Das Blubbern bei der Lautstärkeveränderung nervt, keine Ahnung ob und wo man das abstellen kann.

Insgesamt brauch ich die Maus zu viel, die Mauswege sind zu lang, ich finde es trotz des Minimalismus unübersichtlich. Und wirklich können tut es auch noch nichts (keine Applets, Konfigurationsmöglichkeiten etc).

Mal schauen was sich da die nächsten Releases tut.

// Nachtrag:

Die Sortierung des Menus blieb bestehen  :Smile: 

Einen Systemtray hab ich im ersten Anlauf nicht gefunden, im Zweiten jetzt gemerkt, dass es unten eine Leiste gibt, die sich automatisch ausblendet.

Getestet an "amarok". Hier gab es dann plötzlich 2 Icons im Tray... Keine Ahnung warum, aber es irritiert und nervt ^^ ach, doch.
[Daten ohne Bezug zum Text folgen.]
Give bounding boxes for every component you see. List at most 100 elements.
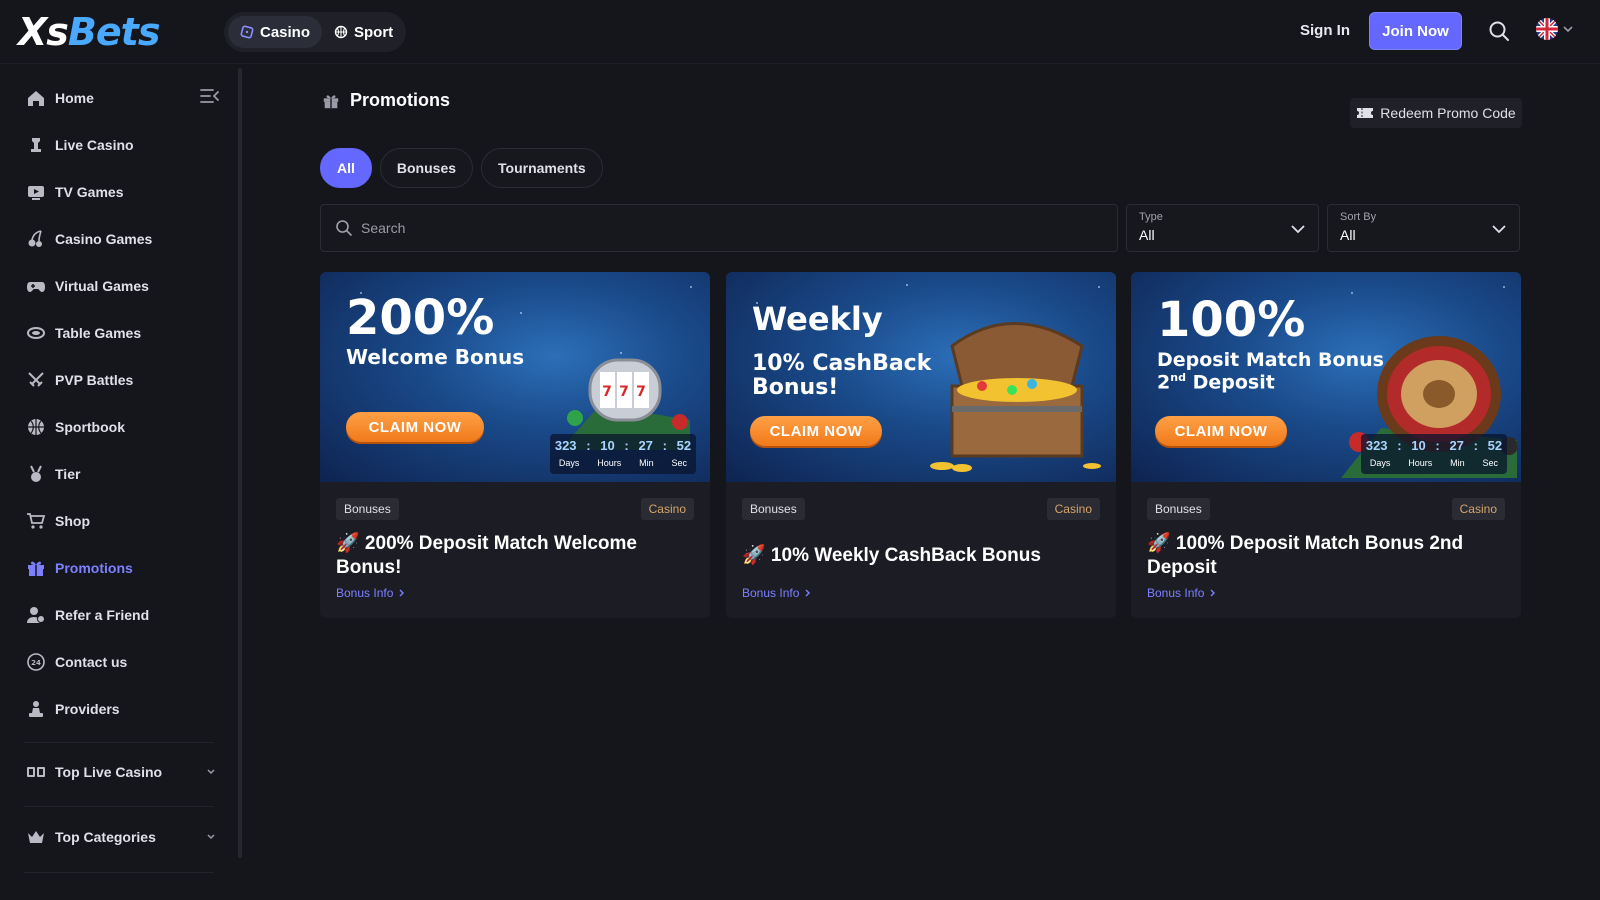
timer-hours: 10 [1411,438,1426,453]
svg-text:7: 7 [636,384,646,400]
sidebar-section-top-categories[interactable]: Top Categories [26,825,216,849]
sort-by-select-label: Sort By [1340,211,1377,223]
sidebar-item-sportbook[interactable]: Sportbook [26,415,125,439]
sort-by-select[interactable]: Sort By All [1327,204,1520,252]
sidebar-divider [24,872,214,873]
sidebar-item-shop[interactable]: Shop [26,509,90,533]
chess-piece-icon [31,138,41,152]
chevron-down-icon [1563,26,1573,33]
promo-banner[interactable]: 100% Deposit Match Bonus 2nd Deposit CLA… [1131,272,1521,482]
sidebar-item-tv-games[interactable]: TV Games [26,180,123,204]
bonus-info-link[interactable]: Bonus Info [336,586,405,600]
sidebar-item-live-casino[interactable]: Live Casino [26,133,134,157]
top-header: XsBets Casino Sport Sign In Join Now [0,0,1600,64]
join-now-button[interactable]: Join Now [1369,12,1462,50]
promo-card-body: Bonuses Casino 🚀 10% Weekly CashBack Bon… [726,482,1116,618]
bonus-info-link[interactable]: Bonus Info [742,586,811,600]
timer-unit-sec: Sec [1482,458,1499,468]
sign-in-link[interactable]: Sign In [1300,22,1350,39]
svg-text:7: 7 [602,384,612,400]
timer-days: 323 [1365,438,1388,453]
sidebar-item-casino-games[interactable]: Casino Games [26,227,152,251]
promo-card[interactable]: 200% Welcome Bonus CLAIM NOW 7 7 7 323: … [320,272,710,618]
promo-card[interactable]: 100% Deposit Match Bonus 2nd Deposit CLA… [1131,272,1521,618]
sidebar-item-refer-a-friend[interactable]: Refer a Friend [26,603,149,627]
support-24-icon: 24 [27,653,45,671]
redeem-promo-code-button[interactable]: Redeem Promo Code [1350,98,1522,128]
svg-text:24: 24 [31,659,41,667]
timer-separator: : [624,438,629,453]
timer-separator: : [1397,438,1402,453]
tab-bonuses[interactable]: Bonuses [379,148,474,188]
sidebar-item-promotions[interactable]: Promotions [26,556,133,580]
timer-unit-hours: Hours [597,458,622,468]
claim-now-button[interactable]: CLAIM NOW [1155,416,1287,446]
type-select[interactable]: Type All [1126,204,1319,252]
sidebar-item-contact-us[interactable]: 24 Contact us [26,650,127,674]
banner-star [1351,292,1353,294]
sidebar-item-table-games[interactable]: Table Games [26,321,141,345]
timer-separator: : [1435,438,1440,453]
timer-min: 27 [638,438,653,453]
promo-title: 🚀 200% Deposit Match Welcome Bonus! [336,533,638,578]
promo-card[interactable]: Weekly 10% CashBack Bonus! CLAIM NOW Bon… [726,272,1116,618]
claim-now-button[interactable]: CLAIM NOW [750,416,882,446]
sidebar-item-home[interactable]: Home [26,86,94,110]
timer-unit-min: Min [1450,458,1465,468]
casino-mode-button[interactable]: Casino [228,16,323,48]
promo-title: 🚀 100% Deposit Match Bonus 2nd Deposit [1147,533,1464,578]
timer-separator: : [586,438,591,453]
sidebar-item-providers[interactable]: Providers [26,697,120,721]
timer-days: 323 [554,438,577,453]
type-select-label: Type [1139,211,1163,223]
promo-card-body: Bonuses Casino 🚀 200% Deposit Match Welc… [320,482,710,618]
promo-card-body: Bonuses Casino 🚀 100% Deposit Match Bonu… [1131,482,1521,618]
sidebar-divider [24,806,214,807]
banner-headline: 100% [1157,292,1306,348]
sidebar-item-tier[interactable]: Tier [26,462,80,486]
search-field [320,204,1118,252]
basketball-icon [28,419,44,435]
cart-icon [27,513,46,529]
claim-now-button[interactable]: CLAIM NOW [346,412,484,442]
tab-tournaments[interactable]: Tournaments [481,148,603,188]
promo-title: 🚀 10% Weekly CashBack Bonus [742,545,1041,566]
sidebar-item-pvp-battles[interactable]: PVP Battles [26,368,133,392]
treasure-chest-icon [930,322,1101,472]
sort-by-select-value: All [1340,227,1356,243]
timer-unit-min: Min [639,458,654,468]
swords-icon [28,372,44,387]
home-icon [28,91,44,106]
category-badge: Bonuses [742,498,805,520]
tv-play-icon [28,186,44,200]
sidebar-scrollbar[interactable] [238,68,242,858]
timer-separator: : [1473,438,1478,453]
timer-separator: : [662,438,667,453]
chevron-right-icon [805,589,811,597]
timer-unit-days: Days [558,458,580,468]
timer-sec: 52 [1487,438,1503,453]
xsbets-logo[interactable]: XsBets [18,10,160,54]
language-selector[interactable] [1536,18,1574,40]
category-badge: Bonuses [1147,498,1210,520]
promo-banner[interactable]: 200% Welcome Bonus CLAIM NOW 7 7 7 323: … [320,272,710,482]
collapse-sidebar-icon[interactable] [200,88,220,109]
cards-icon [27,767,45,777]
sport-mode-button[interactable]: Sport [322,16,405,48]
page-title: Promotions [322,90,450,111]
banner-star [520,312,522,314]
chevron-down-icon [1492,225,1506,234]
gift-icon [323,94,339,108]
casino-tag: Casino [1046,498,1100,520]
tab-all[interactable]: All [320,148,372,188]
search-icon [336,220,352,236]
sidebar-section-top-live-casino[interactable]: Top Live Casino [26,760,216,784]
sidebar-item-virtual-games[interactable]: Virtual Games [26,274,149,298]
chevron-down-icon [1291,225,1305,234]
search-icon[interactable] [1488,20,1510,47]
promo-banner[interactable]: Weekly 10% CashBack Bonus! CLAIM NOW [726,272,1116,482]
countdown-timer: 323: 10: 27: 52 Days Hours Min Sec [550,434,696,474]
search-input[interactable] [361,220,1061,236]
pawn-icon [29,701,43,717]
bonus-info-link[interactable]: Bonus Info [1147,586,1216,600]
Eines ist der Trayicon, der andere übernimmt scheinbar Notifications (nehm ich jedenfalls erstmal an).

// Nachtrag 2:

Alt-Tab: Man kann durch die Unterpunkte gehen mit Alt+^ ; ungewohnt, aber wenn mans weiß passts.

// Nachtrag 3:

Gimp ist nicht wirklich benutzbar, da die Dialoge (Tools, Ebenen, ...) IMMER über dem Hauptfenster schweben, das macht keiner der sonst noch installierten WMs, deshalb nehm ich an, das ist ein Bug (gnome2 hat es ja auch nicht gemacht).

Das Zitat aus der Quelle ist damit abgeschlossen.